MaxIcbNfsReadHandlesCacheSize
All Linux fakeraid is notoriously unreliable, the manufacturers put almost zero effort into the drivers, and it's a crappy flawed concept anyway. If you want RAID, just use the controller as a regular AHCI disk controller and use Linux software RAID (called mdadm). Windows Linux Windows Mac Windows All Windows Unix file size: 175 KB filename: 3132r5x861550logo.zip CATEGORY: Other Drivers & Tools. This CRASH ON REMOVAL was previously fixed by reinstalling the SiI31321.2.5.0 drivers after the MacOS upgrade. But with MacOS Sierra 10.12.1 this hasn’t cured this CRASH when either: selecting “ Power Off Card ” the SI3132 menu at the top of my Mac’s display to before removing this eSATA Xpress card. Download Silicon Image SIL-3132 RAID Controller Driver 1.5.14.1 (Other Drivers & Tools). Sil3132 linux drivers for mac. Windows Linux Windows Mac Windows All Windows Unix file size: 78 KB filename: BIO-003132-x107313.zip CATEGORY: BIOS.
The default is 64. This parameter specifies the maximum number of handles per volume for the read data cache. Read cache entries are created only on systems that have more than 1 GB of memory. The minimum is 0 and the maximum is 0xFFFFFFFF.
HandleSigningEnabled
The default is 1. This parameter controls whether handles that are given out by NFS File Server are signed cryptographically. Setting it to 0 disables handle signing.

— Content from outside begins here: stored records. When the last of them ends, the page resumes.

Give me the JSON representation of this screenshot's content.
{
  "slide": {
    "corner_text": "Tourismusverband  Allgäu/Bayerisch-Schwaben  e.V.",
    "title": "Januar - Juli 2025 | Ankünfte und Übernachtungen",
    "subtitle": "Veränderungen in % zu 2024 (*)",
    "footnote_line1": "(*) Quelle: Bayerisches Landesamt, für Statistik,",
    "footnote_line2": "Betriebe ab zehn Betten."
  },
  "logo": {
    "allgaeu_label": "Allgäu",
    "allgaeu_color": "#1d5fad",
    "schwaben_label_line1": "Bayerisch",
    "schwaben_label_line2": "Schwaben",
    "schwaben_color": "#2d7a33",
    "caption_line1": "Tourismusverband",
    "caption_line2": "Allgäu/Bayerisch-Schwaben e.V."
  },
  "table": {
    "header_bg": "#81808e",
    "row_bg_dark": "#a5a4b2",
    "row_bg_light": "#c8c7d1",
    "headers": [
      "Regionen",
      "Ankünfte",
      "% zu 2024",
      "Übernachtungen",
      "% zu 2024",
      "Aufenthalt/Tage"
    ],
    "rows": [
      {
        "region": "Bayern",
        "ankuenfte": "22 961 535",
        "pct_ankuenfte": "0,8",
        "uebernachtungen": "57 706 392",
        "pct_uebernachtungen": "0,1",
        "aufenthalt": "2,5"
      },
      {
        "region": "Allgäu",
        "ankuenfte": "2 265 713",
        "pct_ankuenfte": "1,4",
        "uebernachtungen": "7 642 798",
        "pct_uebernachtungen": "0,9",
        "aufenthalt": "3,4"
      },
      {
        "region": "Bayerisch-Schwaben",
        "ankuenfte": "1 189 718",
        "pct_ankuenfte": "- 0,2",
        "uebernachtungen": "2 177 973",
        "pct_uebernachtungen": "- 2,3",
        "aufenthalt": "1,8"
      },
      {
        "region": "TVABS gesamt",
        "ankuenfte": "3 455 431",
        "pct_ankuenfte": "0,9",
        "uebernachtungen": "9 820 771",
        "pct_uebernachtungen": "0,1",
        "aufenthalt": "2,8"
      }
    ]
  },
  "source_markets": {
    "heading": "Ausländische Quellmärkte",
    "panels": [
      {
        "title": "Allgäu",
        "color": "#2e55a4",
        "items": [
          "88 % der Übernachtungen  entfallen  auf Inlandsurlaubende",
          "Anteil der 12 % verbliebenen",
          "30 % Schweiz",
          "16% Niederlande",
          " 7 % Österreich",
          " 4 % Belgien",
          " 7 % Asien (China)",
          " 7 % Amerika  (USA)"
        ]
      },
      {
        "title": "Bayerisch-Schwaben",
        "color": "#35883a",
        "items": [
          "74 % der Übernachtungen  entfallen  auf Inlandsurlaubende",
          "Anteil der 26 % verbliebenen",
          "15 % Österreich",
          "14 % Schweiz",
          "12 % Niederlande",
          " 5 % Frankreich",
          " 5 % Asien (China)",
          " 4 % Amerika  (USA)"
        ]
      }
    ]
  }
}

RdWrNfsDeferredWritesFlushDelay
The default is 60. This parameter is a soft timeout that controls the duration of NFS V3 UNSTABLE Write data caching. The minimum is 1, and the maximum is 600. Actual lifetime is approximately equal to RdWrNfsDeferredWritesFlushDelay multiplied by RdWrThreadSleepTime.

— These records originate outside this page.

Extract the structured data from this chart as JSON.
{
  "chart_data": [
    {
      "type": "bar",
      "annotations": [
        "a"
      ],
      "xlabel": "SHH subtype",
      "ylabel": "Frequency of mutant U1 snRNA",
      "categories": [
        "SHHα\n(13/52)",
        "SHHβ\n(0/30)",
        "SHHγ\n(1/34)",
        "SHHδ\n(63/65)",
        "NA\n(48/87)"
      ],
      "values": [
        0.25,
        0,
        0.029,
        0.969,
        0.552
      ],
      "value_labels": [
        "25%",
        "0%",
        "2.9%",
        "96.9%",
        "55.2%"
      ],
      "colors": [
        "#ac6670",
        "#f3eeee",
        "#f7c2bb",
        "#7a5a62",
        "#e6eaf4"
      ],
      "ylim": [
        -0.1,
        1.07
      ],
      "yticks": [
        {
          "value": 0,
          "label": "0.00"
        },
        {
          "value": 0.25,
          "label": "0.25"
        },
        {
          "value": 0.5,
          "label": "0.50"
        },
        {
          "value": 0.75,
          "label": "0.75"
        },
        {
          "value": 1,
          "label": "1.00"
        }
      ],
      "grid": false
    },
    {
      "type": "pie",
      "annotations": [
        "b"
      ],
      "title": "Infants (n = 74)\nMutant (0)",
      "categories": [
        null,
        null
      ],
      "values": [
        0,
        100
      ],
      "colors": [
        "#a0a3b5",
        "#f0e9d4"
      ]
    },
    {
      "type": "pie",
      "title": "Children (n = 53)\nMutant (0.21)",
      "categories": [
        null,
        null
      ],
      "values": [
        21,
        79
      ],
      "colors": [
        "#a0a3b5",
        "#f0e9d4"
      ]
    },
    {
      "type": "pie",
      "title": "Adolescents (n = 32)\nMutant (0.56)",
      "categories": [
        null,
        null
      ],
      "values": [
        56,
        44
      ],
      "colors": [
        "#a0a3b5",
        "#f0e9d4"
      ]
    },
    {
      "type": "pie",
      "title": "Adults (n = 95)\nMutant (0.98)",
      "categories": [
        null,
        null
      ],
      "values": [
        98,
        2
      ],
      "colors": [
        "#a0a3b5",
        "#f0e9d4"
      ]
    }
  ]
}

CacheAddFromCreateAndMkDir
The default is 1 (enabled). This parameter controls whether handles that are opened during NFS V2 and V3 CREATE and MKDIR RPC procedure handlers are retained in the file handle cache. Set this value to 0 to disable adding entries to the cache in CREATE and MKDIR code paths.

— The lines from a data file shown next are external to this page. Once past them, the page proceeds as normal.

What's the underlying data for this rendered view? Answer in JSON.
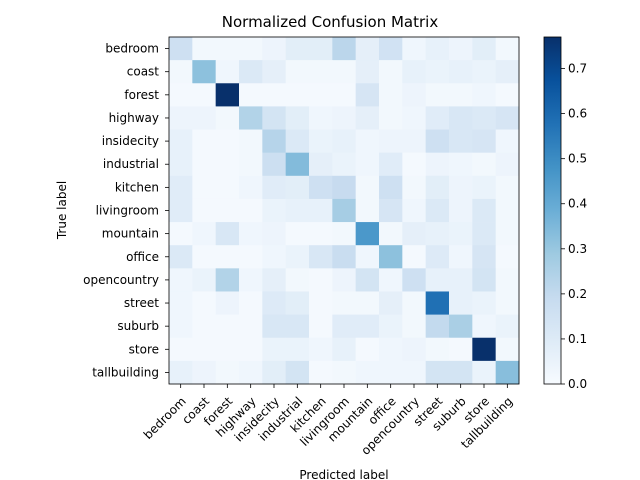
{
  "chart_data": {
    "type": "heatmap",
    "title": "Normalized Confusion Matrix",
    "xlabel": "Predicted label",
    "ylabel": "True label",
    "row_labels": [
      "bedroom",
      "coast",
      "forest",
      "highway",
      "insidecity",
      "industrial",
      "kitchen",
      "livingroom",
      "mountain",
      "office",
      "opencountry",
      "street",
      "suburb",
      "store",
      "tallbuilding"
    ],
    "col_labels": [
      "bedroom",
      "coast",
      "forest",
      "highway",
      "insidecity",
      "industrial",
      "kitchen",
      "livingroom",
      "mountain",
      "office",
      "opencountry",
      "street",
      "suburb",
      "store",
      "tallbuilding"
    ],
    "colormap": "Blues",
    "colorbar": {
      "min": 0.0,
      "max": 0.77,
      "ticks": [
        0.0,
        0.1,
        0.2,
        0.3,
        0.4,
        0.5,
        0.6,
        0.7
      ],
      "tick_labels": [
        "0.0",
        "0.1",
        "0.2",
        "0.3",
        "0.4",
        "0.5",
        "0.6",
        "0.7"
      ]
    },
    "values": [
      [
        0.16,
        0.02,
        0.02,
        0.02,
        0.04,
        0.08,
        0.08,
        0.22,
        0.07,
        0.15,
        0.03,
        0.06,
        0.04,
        0.08,
        0.02
      ],
      [
        0.02,
        0.32,
        0.03,
        0.11,
        0.07,
        0.02,
        0.02,
        0.02,
        0.07,
        0.02,
        0.06,
        0.05,
        0.06,
        0.05,
        0.07
      ],
      [
        0.01,
        0.01,
        0.77,
        0.01,
        0.01,
        0.01,
        0.01,
        0.01,
        0.13,
        0.02,
        0.04,
        0.02,
        0.02,
        0.03,
        0.01
      ],
      [
        0.04,
        0.04,
        0.02,
        0.24,
        0.14,
        0.08,
        0.03,
        0.04,
        0.07,
        0.02,
        0.03,
        0.09,
        0.12,
        0.11,
        0.13
      ],
      [
        0.06,
        0.01,
        0.01,
        0.02,
        0.23,
        0.11,
        0.05,
        0.06,
        0.03,
        0.04,
        0.04,
        0.16,
        0.12,
        0.13,
        0.03
      ],
      [
        0.06,
        0.01,
        0.01,
        0.02,
        0.17,
        0.34,
        0.07,
        0.05,
        0.03,
        0.09,
        0.01,
        0.04,
        0.03,
        0.02,
        0.04
      ],
      [
        0.09,
        0.01,
        0.01,
        0.03,
        0.09,
        0.08,
        0.16,
        0.19,
        0.02,
        0.16,
        0.02,
        0.08,
        0.04,
        0.05,
        0.02
      ],
      [
        0.09,
        0.01,
        0.01,
        0.01,
        0.05,
        0.06,
        0.06,
        0.27,
        0.02,
        0.13,
        0.03,
        0.11,
        0.04,
        0.11,
        0.02
      ],
      [
        0.01,
        0.03,
        0.12,
        0.03,
        0.04,
        0.01,
        0.01,
        0.02,
        0.46,
        0.02,
        0.07,
        0.06,
        0.05,
        0.11,
        0.02
      ],
      [
        0.11,
        0.01,
        0.01,
        0.01,
        0.03,
        0.05,
        0.12,
        0.18,
        0.03,
        0.32,
        0.01,
        0.1,
        0.03,
        0.13,
        0.01
      ],
      [
        0.03,
        0.05,
        0.24,
        0.03,
        0.07,
        0.02,
        0.01,
        0.04,
        0.14,
        0.03,
        0.16,
        0.06,
        0.06,
        0.14,
        0.02
      ],
      [
        0.03,
        0.01,
        0.04,
        0.01,
        0.1,
        0.08,
        0.01,
        0.02,
        0.02,
        0.07,
        0.02,
        0.58,
        0.06,
        0.05,
        0.02
      ],
      [
        0.03,
        0.01,
        0.01,
        0.01,
        0.12,
        0.12,
        0.01,
        0.09,
        0.09,
        0.05,
        0.02,
        0.2,
        0.26,
        0.03,
        0.05
      ],
      [
        0.01,
        0.01,
        0.01,
        0.01,
        0.05,
        0.05,
        0.03,
        0.06,
        0.01,
        0.03,
        0.04,
        0.02,
        0.01,
        0.77,
        0.02
      ],
      [
        0.06,
        0.04,
        0.02,
        0.03,
        0.08,
        0.14,
        0.01,
        0.02,
        0.03,
        0.03,
        0.03,
        0.14,
        0.14,
        0.05,
        0.33
      ]
    ]
  }
}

AdditionalDelayedWorkerThreads
Increases the number of delayed worker threads that are created for the specified work queue. Delayed worker threads process work items that are not considered time-critical and that can have their memory stack paged out while waiting for work items. An insufficient number of threads reduces the rate at which work items are serviced; a value that is too high consumes system resources unnecessarily.
NtfsDisable8dot3NameCreation
The default in Windows Server 2012 and Windows Server 2012 R2 is 2. In releases prior to Windows Server 2012, the default is 0. This parameter determines whether NTFS generates a short name in the 8dot3 (MSDOS) naming convention for long file names and for file names that contain characters from the extended character set. If the value of this entry is 0, files can have two names: the name that the user specifies and the short name that NTFS generates. If the user-specified name follows the 8dot3 naming convention, NTFS does not generate a short name. A value of 2 means that this parameter can be configured per volume.
Note
The system volume has 8dot3 enabled by default. All other volumes in Windows Server 2012 and Windows Server 2012 R2 have 8dot3 disabled by default. Changing this value does not change the contents of a file, but it avoids the short-name attribute creation for the file, which also changes how NTFS displays and manages the file. For most file servers, the recommended setting is 1 (disabled).
NtfsDisableLastAccessUpdate
The default is 1. This system-global switch reduces disk I/O load and latencies by disabling the updating of the date and time stamp for the last file or directory access.
MaxConcurrentConnectionsPerIp
The default value of the MaxConcurrentConnectionsPerIp parameter is 16. You can increase this value up to a maximum of 8192 to increase the number of connections per IP address.